From his tricked-out studio in Wynwood, Frank Hyder has made a worldwide name for himself with his blowup Janis heads, taking them on a cruise tour to such exotic places as Machu Pichu and Russia.
He started his art career in Philadelphia, bought a large rundown property which he fixed up, then moved to Miami, smartly purchasing two condo lofts in the pioneering Wynwood arts district. He started as a painter, then moved into painting on sculptural forms like eggs provided by the Faberge company in a series they sponsored.
“I was intrigued by the egg shape which looked like a face to me, so I started making heads in different materials,” he says sitting in his studio surrounded by his multi-media artwork.
A balloon project came his way, so making a balloon head was a natural next step.
“To add interest I made a face on each side which is classic imagery in art history. I call them Janis intentionally spelled with an I as opposed to a U as in Janus,” he says.

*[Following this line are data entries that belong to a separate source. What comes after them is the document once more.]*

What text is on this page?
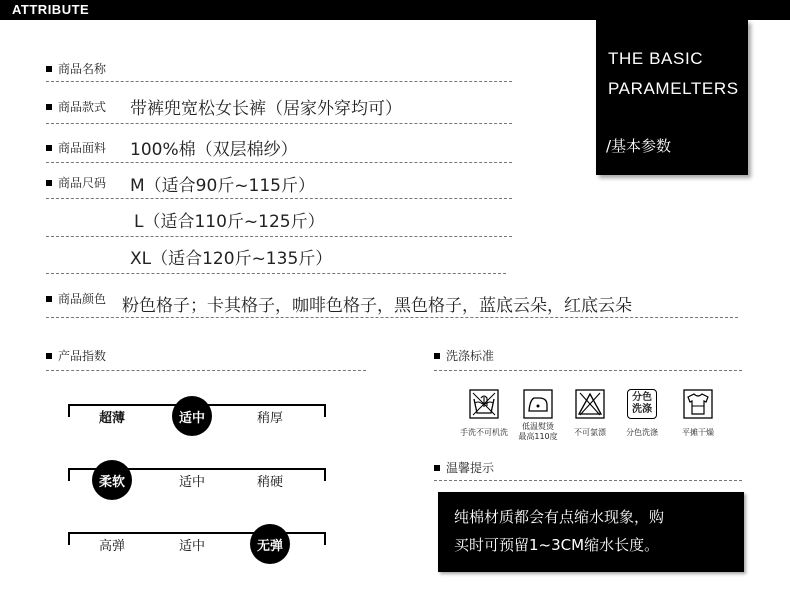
ATTRIBUTE
THE BASIC
PARAMELTERS
/基本参数
商品名称
商品款式 带裤兜宽松女长裤（居家外穿均可）
商品面料 100%棉（双层棉纱）
商品尺码 M（适合90斤~115斤）
L（适合110斤~125斤）
XL（适合120斤~135斤）
商品颜色 粉色格子；卡其格子，咖啡色格子，黑色格子，蓝底云朵，红底云朵
产品指数
超薄	适中	稍厚
柔软	适中	稍硬
高弹	适中	无弹
洗涤标准
手洗不可机洗
低温熨烫
最高110度 不可氯漂
分色
洗涤
分色洗涤	平摊干燥
温馨提示
纯棉材质都会有点缩水现象，购
买时可预留1~3CM缩水长度。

Janus is an ancient Roman religion and myth, the god of beginnings, gates, transitions, time, duality, doorways, passages, frames, and endings. He is usually depicted as having two faces.
“If you have two sides to see from it makes you see ‘the other’. It’s also been compared to Shrek,” he laughs. ‘Well people like to compare it to something that is familiar. But to me, it’s a kind of unity.”
After perfecting – and inventing – a way of making the 6-foot heads out of a lightweight plastic and parachute material and designing a mixed media approach to combine printed color with hand-painted details, he then came up with a way to build them into a rolling suitcase that builds in a battery pack, electric outlet, motorized fan, and color-changing LED lights. They weigh about 40 pounds, a genius portable large-scale art.
Hyder’s The Janis Project began in Istanbul Turkey when it caught the eye of Frank Del Rio, CEO of Norwegian Cruise Line, who asked Hyder to come along on the cruise, make art in an open studio, and set the heads up at the different stops in a three-month journey. A spontaneous daily placement aboard the luxury Oceania cruise liner and its ports of call, surprised cruisers, and locals with its presence, stimulating dialogs – as well as police presence – in many languages. He hiked up trails with the suitcases on his back in Machu Pichu to get one setup.
The air-filled huge heads range in size from 4-11 feet tall, can reference the Moai of Easter Island, Olmec heads, and Janus, but at the same time the sculptures have their roots in street art and inflatable toys found everywhere from carnivals to car dealerships to the Macys Thanksgiving Day Parade. The police came out in Seville, Spain, for a lack of permits and the blow-up heads received a definite no from Russian border police in St. Petersburg.
“You don’t want to get in legal trouble in Russia,” Hyder says in all seriousness.
The heads attract serious attention and fill up a gallery exhibit or an outdoor space. They can tether down in case of wind. Several will be on display at the upcoming Kinetic Art Exhibit in Boynton Beach, along with some indoor works that will create an infinity room.
Hyder does more than the heads, he has an impressive body of painted fiberglass works, a large lit-up from behind series is on display in the long hallways of his loft building. He has an exquisite painting series of bright Koi fish against unusual silver and gold backgrounds. The koi reappear as sculptures made of flexible pipes, several of which hang in his studio. He has worked in ceramics and in bronze, and a beautiful portrait series on a lace like paper with floating leaves.
Hyder has participated in more than 200 group shows and over 100 solo exhibitions throughout the Americas, Asia, and Europe, including 10 individual exhibitions in New York City.
He was chairman of Fine Arts and faculty member at the Moore College of Art and Design. His works have been featured in Color in Contemporary Painting, The Art of Watercolor, The Song of the City, and Artist Homes and Studios. His works have been reviewed in the New York Times, Los Angeles Times, San Francisco Examiner, ArtNews, and Art in America.
“I think these are interesting and timely,” he says of Janis’s heads. “They keep changing meaning as they evolve.”